Which Virginia Employers Must Provide Workers’ Comp Coverage?
The Virginia statute requires employers with three or more employees to carry workers’ compensation insurance. If you work for an employer with two or fewer employees, your employer is not required to provide workers’ comp benefits, but may do so voluntarily.
For purposes of determining whether coverage is required, a contractor or other business that hires subcontractors to perform work must count all employees of subcontractors to determine the total number of employees for workers’ compensation purposes. If the contractor and subcontractors together have three or more employees, insurance coverage is required by law. This requirement applies regardless of whether a subcontractor provides separate workers’ comp coverage for their employees.
Which Virginia Employers Are Not Required to Have Coverage?
The law does not require a sole proprietor with no employees to have workers’ comp coverage. Similarly, Virginia does not require a company with just one or two employees to have coverage.
Casual and domestic workers generally are not covered by workers’ compensation. A person who hires someone to help in their home does not have to provide workers’ comp insurance if they hire an individual to do house cleaning, babysit, or provide similar types of assistance. However, if a business provides the service, the business must have coverage if it employs three or more people.
Some specific jobs are excluded from Virginia workers’ compensation requirements. They include:
- Elected officials
- Licensed real estate brokers and salespersons
- Taxicab drivers excluded from taxation by the Federal Unemployment Tax Act
- Farm and horticultural laborers who work for a business that does not regularly have three or more full-time employees
- Railroad workers
- Some volunteer firefighters and lifesaving or rescue squad members
- Federal employees covered by the Federal Employment Compensation Act (FECA)
- Maritime workers and seamen
- Sports officials, such as umpires, referees, and scorekeepers who perform services for a sponsored interscholastic or intercollegiate sports event
If you are injured at work and are uncertain whether your employer is required to provide workers’ compensation benefits, you should consult with an experienced workers’ compensation attorney.
Who Qualifies as Virginia Employees for Workers’ Compensation Purposes?

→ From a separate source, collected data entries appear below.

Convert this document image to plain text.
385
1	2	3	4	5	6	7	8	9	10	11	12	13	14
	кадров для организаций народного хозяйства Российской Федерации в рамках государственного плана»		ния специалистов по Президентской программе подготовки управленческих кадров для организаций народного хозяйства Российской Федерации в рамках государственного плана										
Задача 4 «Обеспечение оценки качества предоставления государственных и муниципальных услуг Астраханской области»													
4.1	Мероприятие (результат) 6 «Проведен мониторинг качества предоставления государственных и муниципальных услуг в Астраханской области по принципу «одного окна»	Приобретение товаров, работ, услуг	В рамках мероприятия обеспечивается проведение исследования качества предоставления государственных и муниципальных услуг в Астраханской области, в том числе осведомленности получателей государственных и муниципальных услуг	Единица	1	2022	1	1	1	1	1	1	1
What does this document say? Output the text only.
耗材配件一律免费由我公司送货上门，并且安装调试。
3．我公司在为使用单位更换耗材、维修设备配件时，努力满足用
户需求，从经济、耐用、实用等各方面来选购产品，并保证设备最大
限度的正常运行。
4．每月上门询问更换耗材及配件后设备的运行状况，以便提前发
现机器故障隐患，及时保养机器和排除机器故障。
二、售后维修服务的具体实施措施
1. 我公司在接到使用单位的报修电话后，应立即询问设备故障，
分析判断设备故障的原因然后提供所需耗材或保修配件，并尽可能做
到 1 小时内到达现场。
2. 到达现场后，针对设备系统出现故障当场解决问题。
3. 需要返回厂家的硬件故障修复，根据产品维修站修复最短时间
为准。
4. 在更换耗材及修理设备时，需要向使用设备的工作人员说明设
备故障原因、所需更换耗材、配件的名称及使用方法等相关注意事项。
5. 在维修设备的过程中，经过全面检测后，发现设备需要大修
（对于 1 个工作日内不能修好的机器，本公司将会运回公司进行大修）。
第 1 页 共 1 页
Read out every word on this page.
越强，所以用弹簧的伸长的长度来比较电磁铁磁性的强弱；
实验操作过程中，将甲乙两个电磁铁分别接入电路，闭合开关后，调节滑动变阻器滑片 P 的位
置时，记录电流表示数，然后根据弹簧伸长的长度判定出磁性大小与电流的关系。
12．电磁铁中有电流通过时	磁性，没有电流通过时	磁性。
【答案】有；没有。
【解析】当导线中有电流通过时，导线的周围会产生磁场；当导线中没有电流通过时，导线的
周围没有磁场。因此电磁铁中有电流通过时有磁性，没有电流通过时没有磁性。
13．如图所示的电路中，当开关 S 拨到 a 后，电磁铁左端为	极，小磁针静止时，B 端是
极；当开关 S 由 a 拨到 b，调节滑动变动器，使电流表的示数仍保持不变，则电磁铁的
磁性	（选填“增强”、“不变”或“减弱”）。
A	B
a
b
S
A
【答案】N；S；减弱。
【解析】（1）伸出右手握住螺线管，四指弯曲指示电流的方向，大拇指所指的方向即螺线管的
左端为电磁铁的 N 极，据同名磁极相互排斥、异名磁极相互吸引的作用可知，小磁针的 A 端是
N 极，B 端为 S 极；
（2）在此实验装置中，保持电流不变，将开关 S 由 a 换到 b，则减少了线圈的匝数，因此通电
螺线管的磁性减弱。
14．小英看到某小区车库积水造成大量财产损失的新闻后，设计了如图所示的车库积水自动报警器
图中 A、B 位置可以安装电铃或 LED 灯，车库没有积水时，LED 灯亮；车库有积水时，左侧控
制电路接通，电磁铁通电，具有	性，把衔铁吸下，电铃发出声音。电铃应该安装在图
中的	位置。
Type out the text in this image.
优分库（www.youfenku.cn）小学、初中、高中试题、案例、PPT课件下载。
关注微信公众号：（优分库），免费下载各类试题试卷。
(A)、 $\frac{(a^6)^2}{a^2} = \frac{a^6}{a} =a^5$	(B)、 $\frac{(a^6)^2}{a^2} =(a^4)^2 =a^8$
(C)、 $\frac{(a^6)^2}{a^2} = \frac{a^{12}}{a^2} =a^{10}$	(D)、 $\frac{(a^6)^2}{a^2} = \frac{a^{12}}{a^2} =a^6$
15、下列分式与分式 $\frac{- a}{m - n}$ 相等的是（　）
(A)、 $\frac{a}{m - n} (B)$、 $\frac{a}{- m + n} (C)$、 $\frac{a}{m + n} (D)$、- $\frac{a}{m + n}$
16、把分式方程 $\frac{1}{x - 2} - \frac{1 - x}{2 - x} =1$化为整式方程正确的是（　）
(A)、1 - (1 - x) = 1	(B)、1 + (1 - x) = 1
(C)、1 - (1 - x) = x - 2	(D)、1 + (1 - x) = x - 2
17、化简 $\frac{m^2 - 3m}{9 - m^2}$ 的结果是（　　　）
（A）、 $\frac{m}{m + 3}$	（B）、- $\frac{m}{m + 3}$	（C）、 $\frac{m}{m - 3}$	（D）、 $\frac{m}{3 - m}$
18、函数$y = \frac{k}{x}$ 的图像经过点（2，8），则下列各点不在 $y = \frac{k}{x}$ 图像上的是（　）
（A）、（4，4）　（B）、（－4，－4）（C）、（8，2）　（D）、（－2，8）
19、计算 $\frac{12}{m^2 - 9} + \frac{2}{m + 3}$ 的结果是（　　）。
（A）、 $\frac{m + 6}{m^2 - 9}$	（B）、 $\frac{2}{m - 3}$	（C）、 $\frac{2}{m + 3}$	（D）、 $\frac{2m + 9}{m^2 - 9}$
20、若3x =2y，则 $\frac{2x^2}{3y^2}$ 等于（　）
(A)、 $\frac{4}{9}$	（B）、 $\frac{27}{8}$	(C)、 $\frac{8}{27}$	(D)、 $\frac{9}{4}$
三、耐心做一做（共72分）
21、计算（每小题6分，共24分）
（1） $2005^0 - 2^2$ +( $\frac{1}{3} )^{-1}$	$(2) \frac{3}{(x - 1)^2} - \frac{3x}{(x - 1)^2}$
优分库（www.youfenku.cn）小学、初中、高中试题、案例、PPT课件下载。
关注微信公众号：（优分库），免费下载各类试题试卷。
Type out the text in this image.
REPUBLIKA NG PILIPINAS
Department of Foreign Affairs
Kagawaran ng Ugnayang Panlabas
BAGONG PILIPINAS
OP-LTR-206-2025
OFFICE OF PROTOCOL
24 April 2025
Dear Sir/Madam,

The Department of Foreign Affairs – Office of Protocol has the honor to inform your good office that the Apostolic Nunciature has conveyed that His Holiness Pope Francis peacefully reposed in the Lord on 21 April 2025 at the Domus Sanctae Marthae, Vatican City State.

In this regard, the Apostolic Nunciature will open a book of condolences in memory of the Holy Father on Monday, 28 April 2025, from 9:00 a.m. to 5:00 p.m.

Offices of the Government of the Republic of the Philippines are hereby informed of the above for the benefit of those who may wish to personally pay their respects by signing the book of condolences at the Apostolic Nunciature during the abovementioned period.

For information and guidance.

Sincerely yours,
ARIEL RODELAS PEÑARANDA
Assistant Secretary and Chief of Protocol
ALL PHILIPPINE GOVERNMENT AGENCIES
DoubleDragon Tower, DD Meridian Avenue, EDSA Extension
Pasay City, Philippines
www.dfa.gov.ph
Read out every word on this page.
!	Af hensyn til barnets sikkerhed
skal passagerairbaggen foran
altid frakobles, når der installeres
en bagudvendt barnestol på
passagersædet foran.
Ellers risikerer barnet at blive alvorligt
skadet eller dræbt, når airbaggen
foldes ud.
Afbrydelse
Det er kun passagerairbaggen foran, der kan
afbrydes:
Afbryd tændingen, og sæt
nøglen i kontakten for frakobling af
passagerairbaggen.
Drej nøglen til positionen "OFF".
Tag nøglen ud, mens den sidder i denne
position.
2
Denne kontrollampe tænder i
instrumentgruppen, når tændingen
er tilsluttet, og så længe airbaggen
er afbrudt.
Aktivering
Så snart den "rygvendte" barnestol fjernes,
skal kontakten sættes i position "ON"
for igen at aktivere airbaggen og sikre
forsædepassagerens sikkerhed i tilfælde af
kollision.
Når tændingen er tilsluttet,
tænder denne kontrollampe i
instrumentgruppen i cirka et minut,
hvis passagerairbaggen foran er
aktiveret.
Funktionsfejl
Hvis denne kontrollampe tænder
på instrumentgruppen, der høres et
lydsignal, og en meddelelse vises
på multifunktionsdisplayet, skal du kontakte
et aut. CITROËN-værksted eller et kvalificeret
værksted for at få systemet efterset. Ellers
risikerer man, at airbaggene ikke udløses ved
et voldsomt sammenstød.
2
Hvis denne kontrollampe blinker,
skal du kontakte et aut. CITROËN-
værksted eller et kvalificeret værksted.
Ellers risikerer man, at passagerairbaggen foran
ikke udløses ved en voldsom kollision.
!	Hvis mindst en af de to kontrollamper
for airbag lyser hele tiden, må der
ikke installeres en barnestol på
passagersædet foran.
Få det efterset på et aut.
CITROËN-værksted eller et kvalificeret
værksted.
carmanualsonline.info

Even if the workers’ compensation law requires an employer to have insurance coverage, an injured worker still must qualify as an employee to receive benefits. Whether a worker is an employee is based on the employment arrangement, rather than on the terminology the employer uses to describe the worker or the job.
Many workers, including full-time and part-time employees, seasonal and temporary workers, apprentices, trainees, and working family members qualify as employees for workers’ comp purposes. Volunteers generally do not qualify as employees.
The frequency and duration of employment is not relevant to whether a worker qualifies as an employee. Eligibility for workers’ compensation begins immediately when an employee starts work. Accidents or injuries that occur to new employees who are learning their job are covered in the same way as injuries to long-term employees.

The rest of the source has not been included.